Amazon AWSの脅威インテリジェンスチームも、Reactの脆弱性公開後数時間で、中国関連のAPTハッキンググループ「Earth Lamia」および「Jackpot Panda」に関連するインフラからの悪用を観測しています。これらの攻撃では、whoamiidといったコマンドを使用して脆弱なサーバーの偵察を行い、ファイルの書き込みや/etc/passwdの読み取りを試みていました。

Palo Alto Networksも同様の悪用を観測しており、一部は中国国家安全部と関連があるとされる中国の国家支援型脅威アクター「UNC5174(CL-STA-1015)」によるものとされています。UNC5174は、以下のマルウェアを展開していることが確認されています。

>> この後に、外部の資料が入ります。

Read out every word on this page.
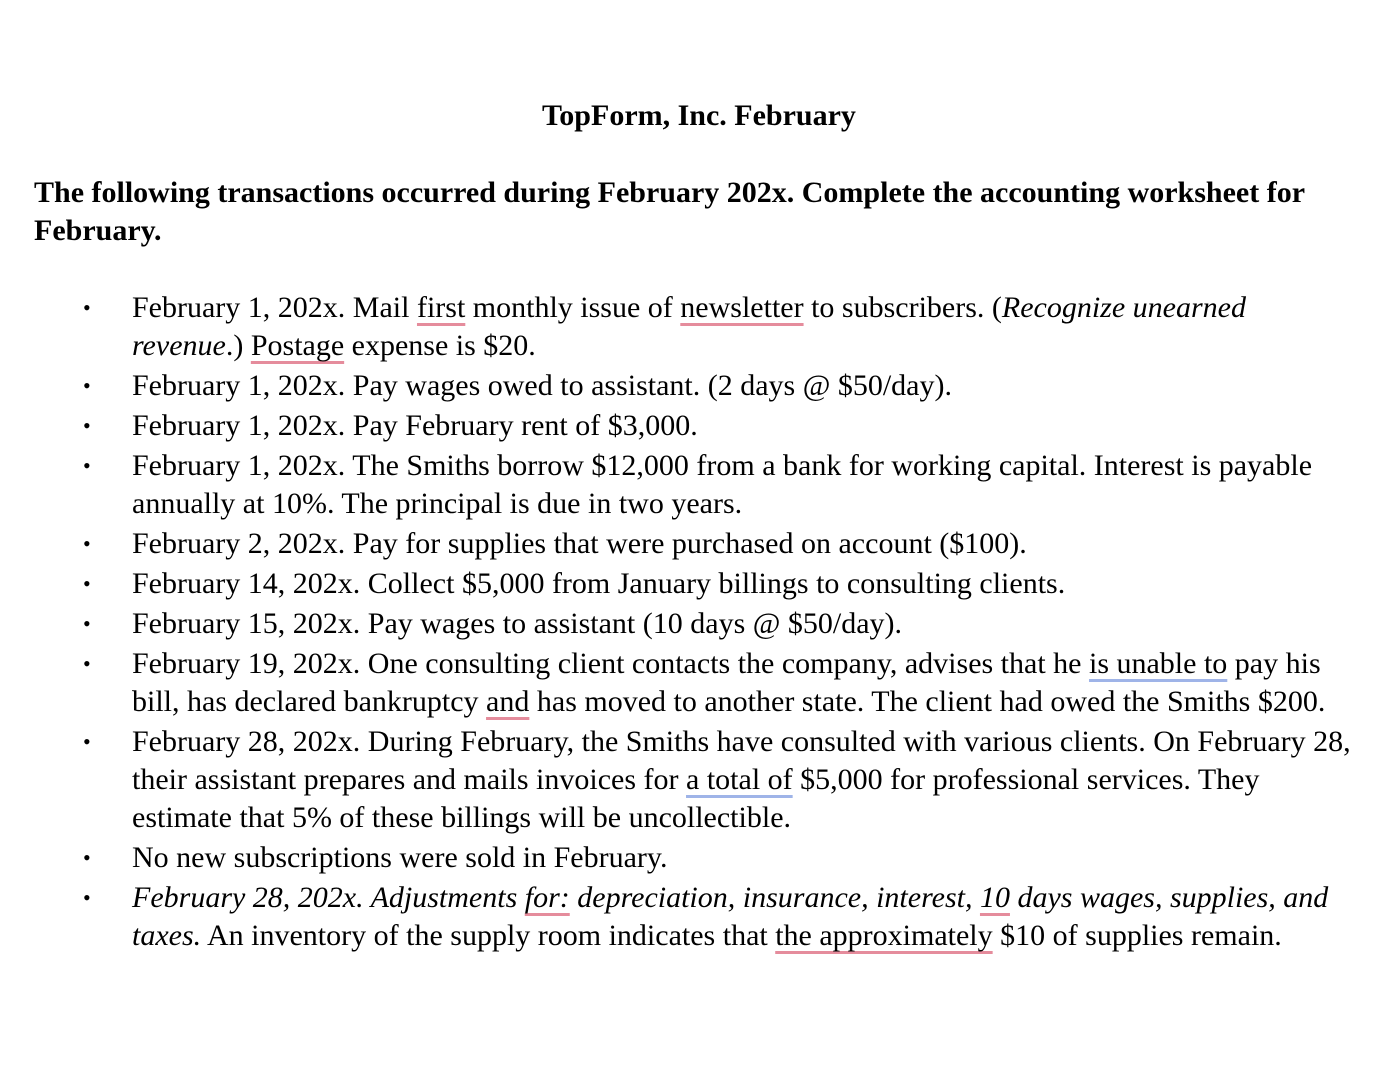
TopForm, Inc. February
The following transactions occurred during February 202x. Complete the accounting worksheet for February.
• February 1, 202x. Mail first monthly issue of newsletter to subscribers. (Recognize unearned revenue.) Postage expense is $20.
• February 1, 202x. Pay wages owed to assistant. (2 days @ $50/day).
• February 1, 202x. Pay February rent of $3,000.
• February 1, 202x. The Smiths borrow $12,000 from a bank for working capital. Interest is payable annually at 10%. The principal is due in two years.
• February 2, 202x. Pay for supplies that were purchased on account ($100).
• February 14, 202x. Collect $5,000 from January billings to consulting clients.
• February 15, 202x. Pay wages to assistant (10 days @ $50/day).
• February 19, 202x. One consulting client contacts the company, advises that he is unable to pay his bill, has declared bankruptcy and has moved to another state. The client had owed the Smiths $200.
• February 28, 202x. During February, the Smiths have consulted with various clients. On February 28, their assistant prepares and mails invoices for a total of $5,000 for professional services. They estimate that 5% of these billings will be uncollectible.
• No new subscriptions were sold in February.
• February 28, 202x. Adjustments for: depreciation, insurance, interest, 10 days wages, supplies, and taxes. An inventory of the supply room indicates that the approximately $10 of supplies remain.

  • Snowlight:リモート攻撃者が侵害されたデバイスに追加のペイロードを投下することを可能にするマルウェアドロッパー。
  • Vshell:中国のハッキンググループがリモートアクセス、侵害後の活動、およびネットワーク内での横移動によく使用するバックドア。

緊急のパッチ適用が求められる

Reactの脆弱性の深刻さから、世界中の企業がパッチのインストールと緩和策の適用に急いでいます。Cloudflareは、この脆弱性の広範な悪用と深刻度を受けて、緊急の検出および緩和策をWeb Application Firewall(WAF)に導入しましたが、これにより一時的に多数のウェブサイトに障害が発生しました。

CISAは、CVE-2025-55182を既知の悪用された脆弱性(KEV)カタログに追加し、連邦機関に対して2025年12月26日までにパッチを適用するよう義務付けています。

React Server Componentsやそれらを基盤とするフレームワークを使用している組織は、直ちにアップデートを適用し、アプリケーションを再構築して再デプロイし、PowerShellやシェルコマンド実行の兆候がないかログをレビューすることが強く推奨されます。